Feststellung der Identität ausgesprochen. Auch in Hessen sind die in Regierungsverantwortung stehenden Grünen in dieser Hinsicht ziemlich unmissverständlich. Auch hier gilt offenbar: Das Sein bestimmt das Bewusstsein, je nach dem, auf welchem Stuhl man in einem Parlament Platz nimmt.

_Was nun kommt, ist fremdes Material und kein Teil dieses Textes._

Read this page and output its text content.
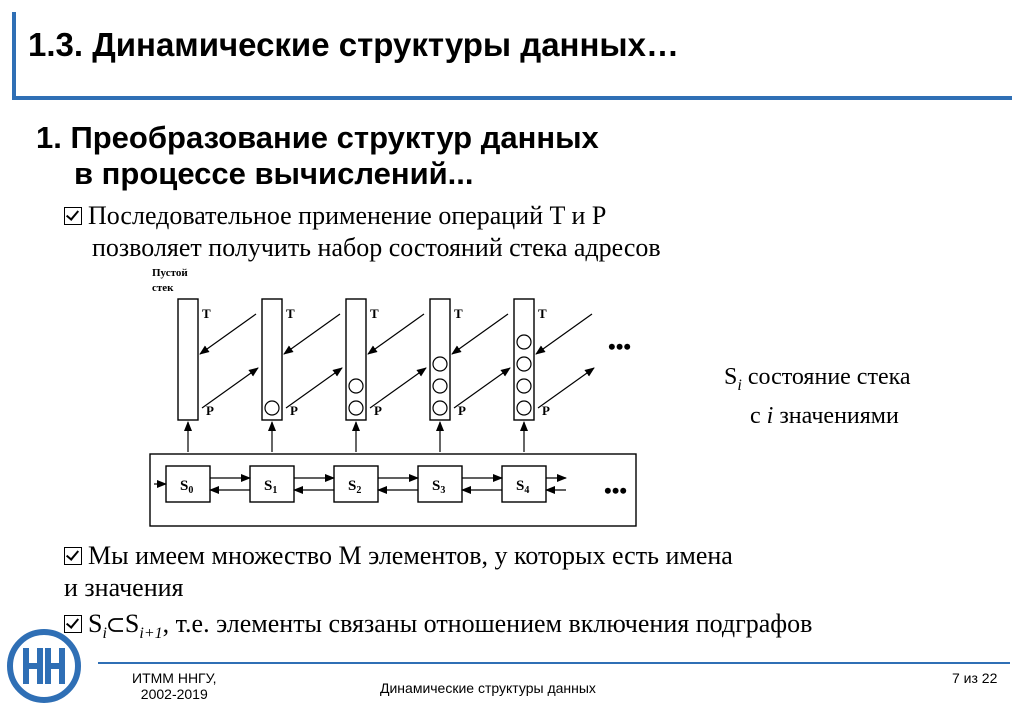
1.3. Динамические структуры данных…
1. Преобразование структур данных
в процессе вычислений...
Последовательное применение операций T и P
позволяет получить набор состояний стека адресов
Пустой
стек
T
P
T
P
T
P
T
P
T
P
$S_0$	$S_1$	$S_2$	$S_3$	$S_4$
•••
•••
$S_i$ состояние стека
с i значениями
Мы имеем множество M элементов, у которых есть имена
и значения
$S_i$ $S_{i+1}$, т.е. элементы связаны отношением включения подграфов
ИТММ ННГУ,
2002-2019	Динамические структуры данных
7 из 22
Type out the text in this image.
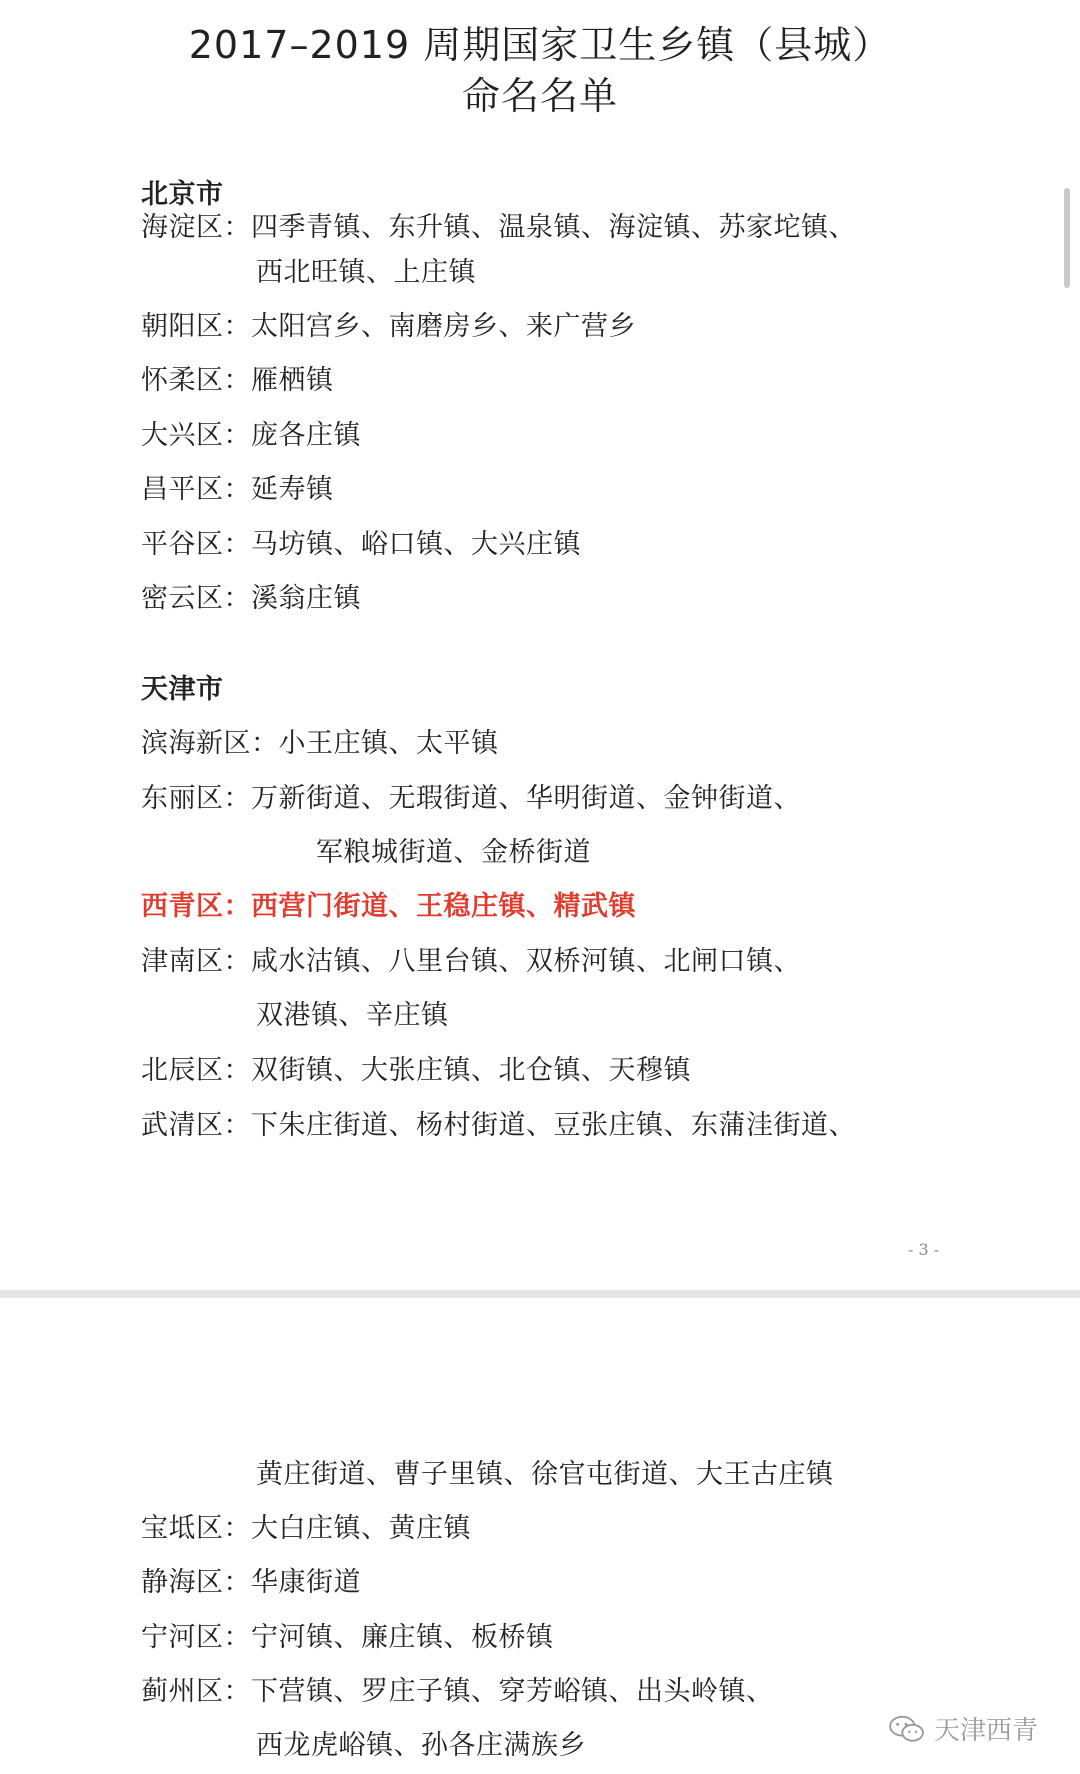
2017–2019 周期国家卫生乡镇（县城）
命名名单
北京市
海淀区：四季青镇、东升镇、温泉镇、海淀镇、苏家坨镇、
西北旺镇、上庄镇
朝阳区：太阳宫乡、南磨房乡、来广营乡
怀柔区：雁栖镇
大兴区：庞各庄镇
昌平区：延寿镇
平谷区：马坊镇、峪口镇、大兴庄镇
密云区：溪翁庄镇
天津市
滨海新区：小王庄镇、太平镇
东丽区：万新街道、无瑕街道、华明街道、金钟街道、
军粮城街道、金桥街道
西青区：西营门街道、王稳庄镇、精武镇
津南区：咸水沽镇、八里台镇、双桥河镇、北闸口镇、
双港镇、辛庄镇
北辰区：双街镇、大张庄镇、北仓镇、天穆镇
武清区：下朱庄街道、杨村街道、豆张庄镇、东蒲洼街道、
- 3 -
黄庄街道、曹子里镇、徐官屯街道、大王古庄镇
宝坻区：大白庄镇、黄庄镇
静海区：华康街道
宁河区：宁河镇、廉庄镇、板桥镇
蓟州区：下营镇、罗庄子镇、穿芳峪镇、出头岭镇、
西龙虎峪镇、孙各庄满族乡	天津西青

Das zeigt doch, wie komplex und vielschichtig das Thema ist! Beim Thema Flüchtlingspolitik ist niemandem geholfen, wenn wir in dieser wichtigen Frage pauschalieren, polemisieren und dringende Handlungsbedarfe ignorieren. Nicht der Politik nützt das, nicht den vielen Menschen, die sich für Flüchtlinge und Asylbewerber einsetzen, und erst recht nicht den Menschen, die zu uns kommen.

Lassen Sie uns deshalb bitte weiter an der Sache arbeiten! Lassen Sie uns weiter nach den Vorgaben handeln, die der Rechtsstaat macht, so wie wir es seit Jahren in Niedersachsen tun. Davon werden wir - so viel kann ich sagen - auch in Zukunft keinen Millimeter abweichen. Niedersachsen wird seiner humanitären Linie in der Flüchtlingspolitik weiter treu bleiben und sich weiter an dem Prinzip der Ausgewogenheit und der Besonnenheit orientieren.

Vielen Dank.

(Beifall bei der SPD und Zustimmung bei der CDU)

Vielen Dank, Herr Minister Pistorius. - Noch einmal um das Wort gebeten, nach § 71 Abs. 3 unserer Geschäftsordnung, hat Herr Kollege Onay. Herr Minister Pistorius hat um fünf Minuten überzogen. Die gleiche Redezeit erhalten auch Sie. Bitte!

Vielen Dank. - Frau Präsidentin! Liebe Kolleginnen und Kollegen! Ich halte erst einmal fest, dass sich Herr Kollege Schünemann den Satz des Kollegen Schäfer-Gümbel zu Eigen gemacht hat, der einen Bezug zwischen Grünen und AfD hergestellt hat. Das werden wir für die weitere Diskussion in Erinnerung behalten.

Aber ich greife auch gerne Ihren Hinweis zum Populismus auf. Sie haben uns hier Populismus vorgeworfen.

(Jens Nacke [CDU]: Wir besprechen das dann im Ältestenrat! - Gegenruf von Helge Limburg [GRÜNE]: Hör mal zu, Jens!)

Denselben Vorwurf müssten Sie dann im Grunde auch der Menschenrechtskommissarin des Europarats machen; denn auch sie hat sich in die Debatte im Bundestag eingeschaltet, und zwar mit der Sorge, dass die Meinungsfreiheit und die soziale Bindung der Menschen massiv bedroht sind. Sie hat genau dieselben Kritikpunkte angebracht, die auch ich hier angebracht habe.

(Beifall bei den GRÜNEN)

Zu der Kritik an der Regelung zu den Sozialleistungen, die Frau Schröder-Köpf hier noch einmal sehr gut dargestellt hat - nämlich das Herabsetzen auf null -, möchte ich auf das Urteil des Bundesverfassungsgerichts aus dem Jahr 2012 hinweisen, das ich eben schon erwähnt habe: Das Existenzminimum lässt sich nicht migrationspolitisch relativieren, meine sehr geehrten Damen und Herren. Aber genau das geschieht eben mit diesem Gesetz!